Huldai belongs to the old style of obnoxious politicians who know how to work, not how to talk. He’s an energetic, dedicated mayor with values, but even when he was principal of Tel Aviv’s Gymnasia Herzliya high school he was accused of arrogance when he stood at the gate in the morning and shook the hand of every student who entered. His list of candidates is not exactly thrilling.

Huldai is portrayed, for good reason, as friendly to the rich. He seems to make Tel Aviv less friendly to the young, the bohemian, the artistic, the trendy. All the people, in other words, who make the city what it is. And, yes, many are to the left, even far left, of Israel’s center. Naively–almost comically–to the left.

Huldai’s emerging opposition is Dov Khenin: smart, personable, interested in management, and with a challenging agenda for the city. Oh–and he’s also a communist, a Knesset Member from the Chadash Party. And post-Zionist, or so they say. Khenin has gone a bit shy since he started running for mayor, and is having trouble exactly saying what he believes. “Do you sing Hatikvah, the national anthem?” he was asked by a TV anchor. “I respect the national anthem,” he responded.

Khenin argues that municipal politics should be about municipal issues, and many among the more trendy Tel Avivians support this claim:

Yes, Dov Khenin is a communist. It is not easy for a Zionist to support a communist. But these elections are municipal, not national.

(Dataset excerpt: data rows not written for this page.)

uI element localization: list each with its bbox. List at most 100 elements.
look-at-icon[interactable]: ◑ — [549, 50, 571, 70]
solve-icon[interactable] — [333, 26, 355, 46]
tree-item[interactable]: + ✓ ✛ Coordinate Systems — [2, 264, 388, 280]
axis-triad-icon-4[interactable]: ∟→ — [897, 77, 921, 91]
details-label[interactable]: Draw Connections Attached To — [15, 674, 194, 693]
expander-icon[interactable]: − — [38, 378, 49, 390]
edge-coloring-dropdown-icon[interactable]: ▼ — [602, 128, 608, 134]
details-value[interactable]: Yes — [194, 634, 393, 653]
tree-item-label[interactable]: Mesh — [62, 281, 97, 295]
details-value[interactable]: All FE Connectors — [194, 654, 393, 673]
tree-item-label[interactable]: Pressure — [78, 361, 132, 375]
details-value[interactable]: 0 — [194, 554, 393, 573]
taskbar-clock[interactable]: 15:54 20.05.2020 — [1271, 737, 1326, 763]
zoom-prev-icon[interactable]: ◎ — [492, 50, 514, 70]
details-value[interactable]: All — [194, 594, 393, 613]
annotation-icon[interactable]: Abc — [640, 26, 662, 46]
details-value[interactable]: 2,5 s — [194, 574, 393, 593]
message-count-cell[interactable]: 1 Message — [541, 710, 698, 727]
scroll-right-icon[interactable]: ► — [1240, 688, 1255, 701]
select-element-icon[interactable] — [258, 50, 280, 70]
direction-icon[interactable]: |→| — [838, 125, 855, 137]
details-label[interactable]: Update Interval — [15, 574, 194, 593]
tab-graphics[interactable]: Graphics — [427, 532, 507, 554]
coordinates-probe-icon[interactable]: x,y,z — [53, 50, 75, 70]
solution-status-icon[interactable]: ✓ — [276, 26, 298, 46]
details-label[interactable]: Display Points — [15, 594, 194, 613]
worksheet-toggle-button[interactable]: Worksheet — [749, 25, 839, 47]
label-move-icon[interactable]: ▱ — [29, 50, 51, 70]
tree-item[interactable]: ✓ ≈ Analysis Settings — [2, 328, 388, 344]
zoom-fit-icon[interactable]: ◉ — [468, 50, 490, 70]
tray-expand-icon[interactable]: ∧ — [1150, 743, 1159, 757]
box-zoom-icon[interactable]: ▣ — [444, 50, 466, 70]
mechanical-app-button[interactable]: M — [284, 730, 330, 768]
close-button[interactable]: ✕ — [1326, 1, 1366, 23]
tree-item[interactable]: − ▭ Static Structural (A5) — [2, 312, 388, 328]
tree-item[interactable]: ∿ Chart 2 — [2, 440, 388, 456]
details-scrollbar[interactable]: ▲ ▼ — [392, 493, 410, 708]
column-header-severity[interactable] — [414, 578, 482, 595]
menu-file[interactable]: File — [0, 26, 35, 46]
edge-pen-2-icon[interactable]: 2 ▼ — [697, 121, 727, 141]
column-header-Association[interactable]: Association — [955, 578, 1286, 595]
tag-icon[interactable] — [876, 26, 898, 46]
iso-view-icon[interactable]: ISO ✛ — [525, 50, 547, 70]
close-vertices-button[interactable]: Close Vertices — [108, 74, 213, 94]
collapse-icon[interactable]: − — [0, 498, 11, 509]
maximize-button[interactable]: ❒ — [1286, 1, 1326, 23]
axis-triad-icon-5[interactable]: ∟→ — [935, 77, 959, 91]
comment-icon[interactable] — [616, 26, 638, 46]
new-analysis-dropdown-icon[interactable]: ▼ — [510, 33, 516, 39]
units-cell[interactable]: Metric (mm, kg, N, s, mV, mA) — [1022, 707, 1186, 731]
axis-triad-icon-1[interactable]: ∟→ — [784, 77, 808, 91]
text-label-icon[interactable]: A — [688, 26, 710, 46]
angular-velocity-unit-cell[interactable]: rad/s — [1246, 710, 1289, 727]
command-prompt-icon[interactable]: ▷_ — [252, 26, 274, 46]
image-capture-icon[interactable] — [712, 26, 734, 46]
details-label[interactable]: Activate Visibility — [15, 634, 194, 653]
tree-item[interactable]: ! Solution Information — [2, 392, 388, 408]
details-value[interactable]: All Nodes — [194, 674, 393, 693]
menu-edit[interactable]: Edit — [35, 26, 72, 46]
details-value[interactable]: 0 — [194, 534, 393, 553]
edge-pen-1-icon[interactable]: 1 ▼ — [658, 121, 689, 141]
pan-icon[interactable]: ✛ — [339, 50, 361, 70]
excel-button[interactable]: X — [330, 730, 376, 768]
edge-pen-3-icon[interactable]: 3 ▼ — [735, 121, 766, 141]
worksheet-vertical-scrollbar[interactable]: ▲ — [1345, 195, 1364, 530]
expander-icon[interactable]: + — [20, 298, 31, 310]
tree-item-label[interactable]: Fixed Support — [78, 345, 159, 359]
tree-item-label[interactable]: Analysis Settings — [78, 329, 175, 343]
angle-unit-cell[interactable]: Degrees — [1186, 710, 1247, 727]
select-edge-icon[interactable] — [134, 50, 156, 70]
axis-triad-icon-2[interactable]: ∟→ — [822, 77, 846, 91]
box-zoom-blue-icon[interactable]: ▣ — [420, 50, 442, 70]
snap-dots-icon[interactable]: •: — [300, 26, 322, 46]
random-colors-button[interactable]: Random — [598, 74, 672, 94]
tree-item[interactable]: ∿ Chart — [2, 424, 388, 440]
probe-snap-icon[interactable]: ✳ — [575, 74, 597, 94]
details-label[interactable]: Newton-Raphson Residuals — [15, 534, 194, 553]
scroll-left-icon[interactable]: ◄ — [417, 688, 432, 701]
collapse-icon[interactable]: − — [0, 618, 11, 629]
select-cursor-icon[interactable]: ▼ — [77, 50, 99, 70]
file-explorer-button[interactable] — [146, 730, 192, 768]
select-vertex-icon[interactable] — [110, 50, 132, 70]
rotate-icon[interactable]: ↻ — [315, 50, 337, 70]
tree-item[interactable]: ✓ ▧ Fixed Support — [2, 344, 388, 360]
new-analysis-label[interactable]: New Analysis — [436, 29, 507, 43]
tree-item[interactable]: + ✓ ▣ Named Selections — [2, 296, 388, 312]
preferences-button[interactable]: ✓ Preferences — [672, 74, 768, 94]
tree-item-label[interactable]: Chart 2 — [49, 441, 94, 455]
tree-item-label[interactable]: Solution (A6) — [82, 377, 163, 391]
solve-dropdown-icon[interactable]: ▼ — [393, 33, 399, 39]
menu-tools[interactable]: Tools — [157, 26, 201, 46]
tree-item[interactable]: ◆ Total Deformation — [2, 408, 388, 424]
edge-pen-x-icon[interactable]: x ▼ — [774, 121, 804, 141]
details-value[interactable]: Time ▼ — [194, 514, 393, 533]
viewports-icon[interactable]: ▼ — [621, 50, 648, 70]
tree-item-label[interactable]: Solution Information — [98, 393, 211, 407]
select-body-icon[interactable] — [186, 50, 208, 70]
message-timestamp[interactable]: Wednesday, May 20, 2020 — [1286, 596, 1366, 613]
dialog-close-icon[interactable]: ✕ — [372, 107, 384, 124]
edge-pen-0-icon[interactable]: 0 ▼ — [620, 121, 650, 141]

The question that hangs in the balance is not whether Israel will become a state of all its citizens, but whether Tel Aviv will be a city of all its residents. Khenin, for his part, has proven his incorruptibility by adding Likudniks and skullcap-wearing politicians to his list. As such, there is no justification for the ugly campaign being waged against him. He, as well as the political movement he heads, are a reason for national pride, not a pretext for McCarthyist persecution.

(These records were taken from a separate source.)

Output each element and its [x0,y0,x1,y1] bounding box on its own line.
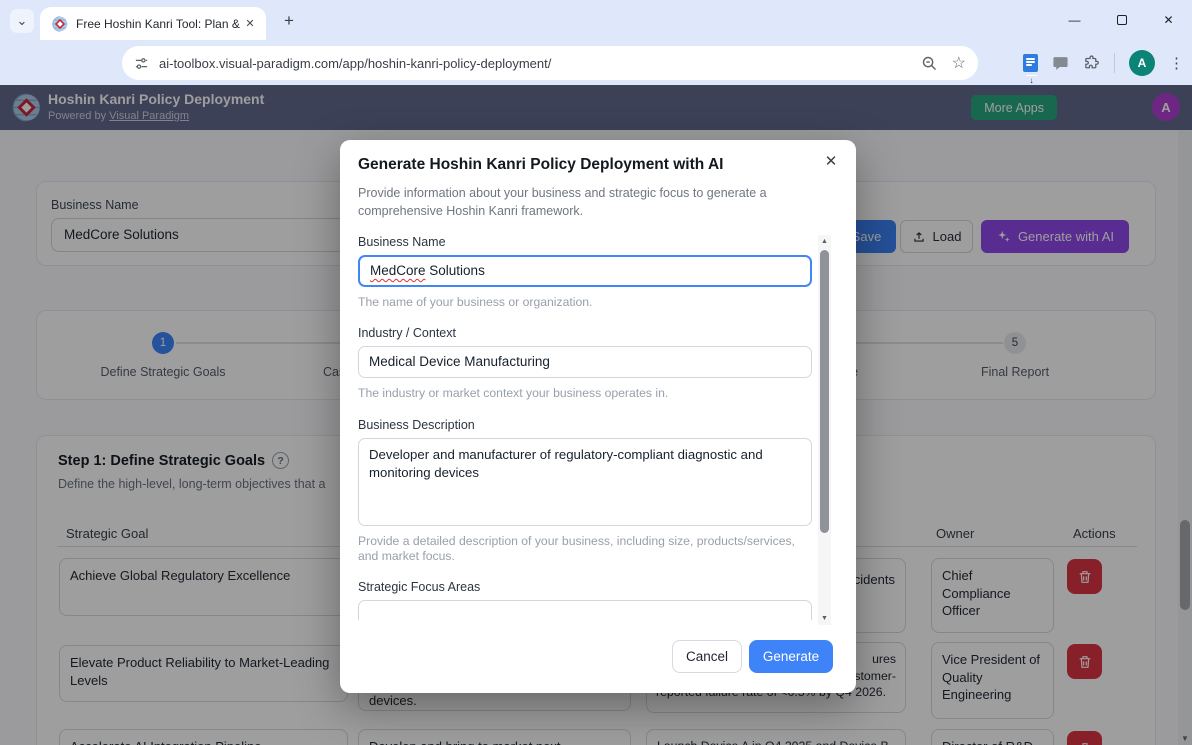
comment-bubble-icon[interactable] [1052,55,1069,72]
modal-form: Business Name MedCore Solutions The name… [358,235,812,620]
modal-scrollbar-thumb[interactable] [820,250,829,533]
tab-close-icon[interactable]: ✕ [242,16,258,32]
generate-button[interactable]: Generate [749,640,833,673]
business-name-rest: Solutions [425,263,485,278]
browser-profile-avatar[interactable]: A [1129,50,1155,76]
visual-paradigm-favicon-icon [52,15,68,32]
scroll-down-arrow-icon[interactable]: ▼ [818,615,831,622]
industry-input[interactable]: Medical Device Manufacturing [358,346,812,379]
strategic-focus-input[interactable] [358,600,812,620]
generate-ai-modal: ✕ Generate Hoshin Kanri Policy Deploymen… [340,140,856,693]
scroll-up-arrow-icon[interactable]: ▲ [818,238,831,245]
modal-business-name-label: Business Name [358,235,446,249]
tab-title: Free Hoshin Kanri Tool: Plan & E [76,16,242,31]
business-description-label: Business Description [358,417,475,432]
business-description-textarea[interactable]: Developer and manufacturer of regulatory… [358,437,812,526]
browser-toolbar: ← → ⟳ ai-toolbox.visual-paradigm.com/app… [0,40,1192,110]
modal-scrollbar[interactable]: ▲ ▼ [818,235,831,625]
modal-close-icon[interactable]: ✕ [820,150,842,172]
business-name-helper: The name of your business or organizatio… [358,295,593,309]
misspelled-word: MedCore [370,263,426,278]
extensions-puzzle-icon[interactable] [1083,54,1100,72]
business-description-helper: Provide a detailed description of your b… [358,533,795,563]
reading-mode-download-icon[interactable]: ↓ [1023,54,1038,84]
browser-tab-strip: ⌄ Free Hoshin Kanri Tool: Plan & E ✕ + —… [0,0,1192,40]
minimize-button[interactable]: — [1051,0,1098,40]
modal-title: Generate Hoshin Kanri Policy Deployment … [358,156,724,173]
close-window-button[interactable]: ✕ [1145,0,1192,40]
toolbar-right-icons: ↓ A ⋮ [1023,46,1184,84]
industry-helper: The industry or market context your busi… [358,386,669,401]
address-bar[interactable]: ai-toolbox.visual-paradigm.com/app/hoshi… [122,46,978,80]
download-badge-icon: ↓ [1026,74,1037,84]
maximize-button[interactable] [1098,0,1145,40]
browser-tab-active[interactable]: Free Hoshin Kanri Tool: Plan & E ✕ [40,7,266,40]
chevron-down-icon: ⌄ [16,13,28,28]
page: Hoshin Kanri Policy Deployment Powered b… [0,85,1192,745]
maximize-icon [1116,15,1127,25]
url-text[interactable]: ai-toolbox.visual-paradigm.com/app/hoshi… [159,56,921,71]
bookmark-star-icon[interactable]: ☆ [952,53,966,73]
new-tab-button[interactable]: + [278,10,300,32]
tab-search-chevron-icon[interactable]: ⌄ [10,9,34,33]
site-settings-tune-icon[interactable] [134,56,149,71]
strategic-focus-label: Strategic Focus Areas [358,580,481,594]
modal-subtitle: Provide information about your business … [358,186,767,219]
toolbar-separator [1114,53,1115,73]
cancel-button[interactable]: Cancel [672,640,742,673]
window-controls: — ✕ [1051,0,1192,40]
industry-label: Industry / Context [358,326,456,341]
browser-menu-kebab-icon[interactable]: ⋮ [1169,54,1184,72]
modal-business-name-input[interactable]: MedCore Solutions [358,255,812,287]
zoom-out-icon[interactable] [921,55,938,72]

Thus, both in Jerusalem and in Tel Aviv, we have competitive races that share an important characteristic:

On the face of it, the campaigns in Tel Aviv and Jerusalem are as different as these cities are from each other – in appearance, lifestyle and temperament. Yet in both races, the contests are between those who represent mainstream Zionism and those with a more narrow constituency aiming to rebrand.

In Jerusalem, this means the ultra-orthodox Porush; in Tel Aviv, it means Khenin. No wonder the other ultra-orthodox party, Shas, has considered endorsing Khenin. Like him, they care about the poor, and propagandize against the rich. Like him, they don’t much care for the Zionist cause.

Huldai is leading in the polls, but municipal politics, even more than national elections, are all about turnout, and it seems now that Khenin has the more enthusiastic constituency. It should also be said that he made this race much more interesting, partially by way of making young people more interested in their local politics, but also by forcing upon many the need to choose camps. He’s split the city electorate into those who do not really care if their mayor is a Zionist, and those who have suddenly discovered that they do care. I know people who generally don’t care about the mayoral race, but will go the polls tomorrow just to make sure that they do not wake up the next morning with a mayor who “respects” the national anthem, but does not sing it.